Une divulgation distincte sur les crypto‑actifs de Kraken décrivait Term Finance comme un protocole de prêt non dépositaire basé sur Ethereum, développé par Terminal 0 Ltd., opérant sous le nom de Term Labs, et notait que le contrôle sur le token de gouvernance TERM du protocole devait migrer après le déploiement d’un contrat Governor prévu. Cette divulgation est antérieure à l’exploit et ne mentionne pas l’incident, mais elle souligne que la structure de gouvernance de Term Finance était déjà en transition au moment de l’attaque. Term Labs n’a pas confirmé si l’architecture Governor prévue a joué un rôle quelconque dans la manière dont l’attaque de prise de contrôle des votes s’est déroulée.

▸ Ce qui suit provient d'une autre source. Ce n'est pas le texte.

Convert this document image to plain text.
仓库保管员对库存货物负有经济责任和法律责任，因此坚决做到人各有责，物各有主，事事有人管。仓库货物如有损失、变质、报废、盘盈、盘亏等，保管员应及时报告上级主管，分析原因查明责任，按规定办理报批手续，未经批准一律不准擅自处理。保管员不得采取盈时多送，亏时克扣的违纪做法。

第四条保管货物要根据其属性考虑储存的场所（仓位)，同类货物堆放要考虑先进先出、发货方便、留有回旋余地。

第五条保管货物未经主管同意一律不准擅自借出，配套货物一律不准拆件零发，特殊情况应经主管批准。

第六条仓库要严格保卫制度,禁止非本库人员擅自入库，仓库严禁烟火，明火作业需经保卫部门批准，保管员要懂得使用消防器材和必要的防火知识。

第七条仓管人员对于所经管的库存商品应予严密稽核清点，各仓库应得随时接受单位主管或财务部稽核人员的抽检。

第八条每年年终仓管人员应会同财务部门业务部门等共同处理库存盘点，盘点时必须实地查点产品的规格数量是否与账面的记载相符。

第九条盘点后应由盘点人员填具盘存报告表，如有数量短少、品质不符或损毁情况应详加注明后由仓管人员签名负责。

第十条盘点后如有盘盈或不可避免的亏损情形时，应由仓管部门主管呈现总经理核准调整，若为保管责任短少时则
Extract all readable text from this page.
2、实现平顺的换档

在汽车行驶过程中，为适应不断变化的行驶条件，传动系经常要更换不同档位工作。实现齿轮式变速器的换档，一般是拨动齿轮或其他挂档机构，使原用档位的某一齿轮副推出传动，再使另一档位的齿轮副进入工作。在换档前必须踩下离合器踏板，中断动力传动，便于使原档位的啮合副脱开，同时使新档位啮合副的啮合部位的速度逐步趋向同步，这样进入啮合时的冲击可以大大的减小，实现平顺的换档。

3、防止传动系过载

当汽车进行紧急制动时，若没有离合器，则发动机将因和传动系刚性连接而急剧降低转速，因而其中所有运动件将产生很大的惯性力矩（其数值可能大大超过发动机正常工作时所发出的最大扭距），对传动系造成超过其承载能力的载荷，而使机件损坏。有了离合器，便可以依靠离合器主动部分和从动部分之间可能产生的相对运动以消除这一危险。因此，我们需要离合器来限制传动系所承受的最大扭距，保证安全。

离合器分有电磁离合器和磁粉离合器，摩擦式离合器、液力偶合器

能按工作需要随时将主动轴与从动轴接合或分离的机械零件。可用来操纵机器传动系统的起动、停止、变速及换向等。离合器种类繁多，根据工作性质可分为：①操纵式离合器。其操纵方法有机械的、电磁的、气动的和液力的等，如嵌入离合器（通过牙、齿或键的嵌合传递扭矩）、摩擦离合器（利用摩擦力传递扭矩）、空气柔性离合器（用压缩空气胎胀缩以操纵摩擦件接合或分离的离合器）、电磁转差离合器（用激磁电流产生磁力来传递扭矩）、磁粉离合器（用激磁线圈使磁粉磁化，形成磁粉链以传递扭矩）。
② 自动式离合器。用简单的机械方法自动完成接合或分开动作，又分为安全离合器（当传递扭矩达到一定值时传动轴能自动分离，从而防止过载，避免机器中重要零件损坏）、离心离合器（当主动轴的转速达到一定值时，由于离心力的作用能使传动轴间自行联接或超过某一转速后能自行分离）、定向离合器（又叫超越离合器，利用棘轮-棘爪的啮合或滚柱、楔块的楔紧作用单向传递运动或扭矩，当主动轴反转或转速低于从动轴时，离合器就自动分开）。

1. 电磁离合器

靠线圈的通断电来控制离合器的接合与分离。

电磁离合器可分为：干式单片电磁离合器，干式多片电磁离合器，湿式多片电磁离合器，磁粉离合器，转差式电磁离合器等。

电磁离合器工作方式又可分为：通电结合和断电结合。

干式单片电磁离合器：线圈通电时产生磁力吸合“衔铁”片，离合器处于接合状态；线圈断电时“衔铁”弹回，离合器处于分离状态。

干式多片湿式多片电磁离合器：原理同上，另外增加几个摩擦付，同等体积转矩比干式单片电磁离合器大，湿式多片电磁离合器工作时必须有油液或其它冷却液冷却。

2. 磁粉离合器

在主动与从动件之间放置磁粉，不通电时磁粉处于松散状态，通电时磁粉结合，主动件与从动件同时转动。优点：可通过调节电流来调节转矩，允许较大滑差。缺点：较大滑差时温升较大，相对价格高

Ce qui attend les déposants de Term Finance
La prochaine étape concrète sera la mise à jour d’enquête promise par Term Labs. Les déposants et les traders surveilleront l’identification précise des coffres affectés, les adresses de contrats impliquées, les éventuelles restrictions de gouvernance proposées, et si un rapport technique post‑mortem clarifie si les fonds restent récupérables ou non.
La récupération semble plus difficile ici que lors de l’incident précédent de Term Finance. Le décalage d’oracle de mai 2025 était une erreur interne, et le protocole a pu indemniser les déposants. Cette fois, un acteur externe a déplacé des fonds via Tornado Cash avant même le début de l’attaque, ce qui complique toute voie directe de restitution aux utilisateurs affectés. Pour l’instant, l’épisode reste un rappel cinglant que la gouvernance des coffres, et pas seulement le code des contrats, est devenue l’un des aspects les plus tranchants du risque dans le prêt décentralisé — et qu’un attaquant déterminé avec une poignée d’ETH peut parfois faire plus de dégâts qu’un autre armé d’un exploit zero‑day.
FAQ
Que s’est‑il passé lors de l’exploit de gouvernance de Term Labs ?
Le 23 août 2026, un attaquant a exploité les permissions de vote de gouvernance dans les Term Vaults pour vider environ 8,5 millions $, y compris de l’Ethereum et des tokens USDC, en s’emparant d’un contrôle quasi total des votes sur plusieurs coffres de stratégie.
L’exploit a‑t‑il compromis la blockchain Ethereum ou le protocole USDC ?
Non. L’exploit a ciblé les permissions de gouvernance au sein du propre protocole de Term Labs et n’a pas compromis la blockchain Ethereum ni le protocole USDC lui‑même.
Quel est l’état actuel de l’enquête sur l’exploit ?
Term Labs a confirmé l’exploit et a indiqué qu’il faisait l’objet d’une enquête active, mais l’entreprise n’avait pas publié de rapport technique post‑mortem au moment de la préparation de cet article.
Comment les attaquants ont‑ils initialement financé l’exploit ?
PeckShield a retracé le financement initial de l’attaquant à seulement 2 ETH provenant de Tornado Cash, même si ce traçage n’a pas permis d’établir l’identité de l’attaquant ni de prouver une activité de blanchiment plus large.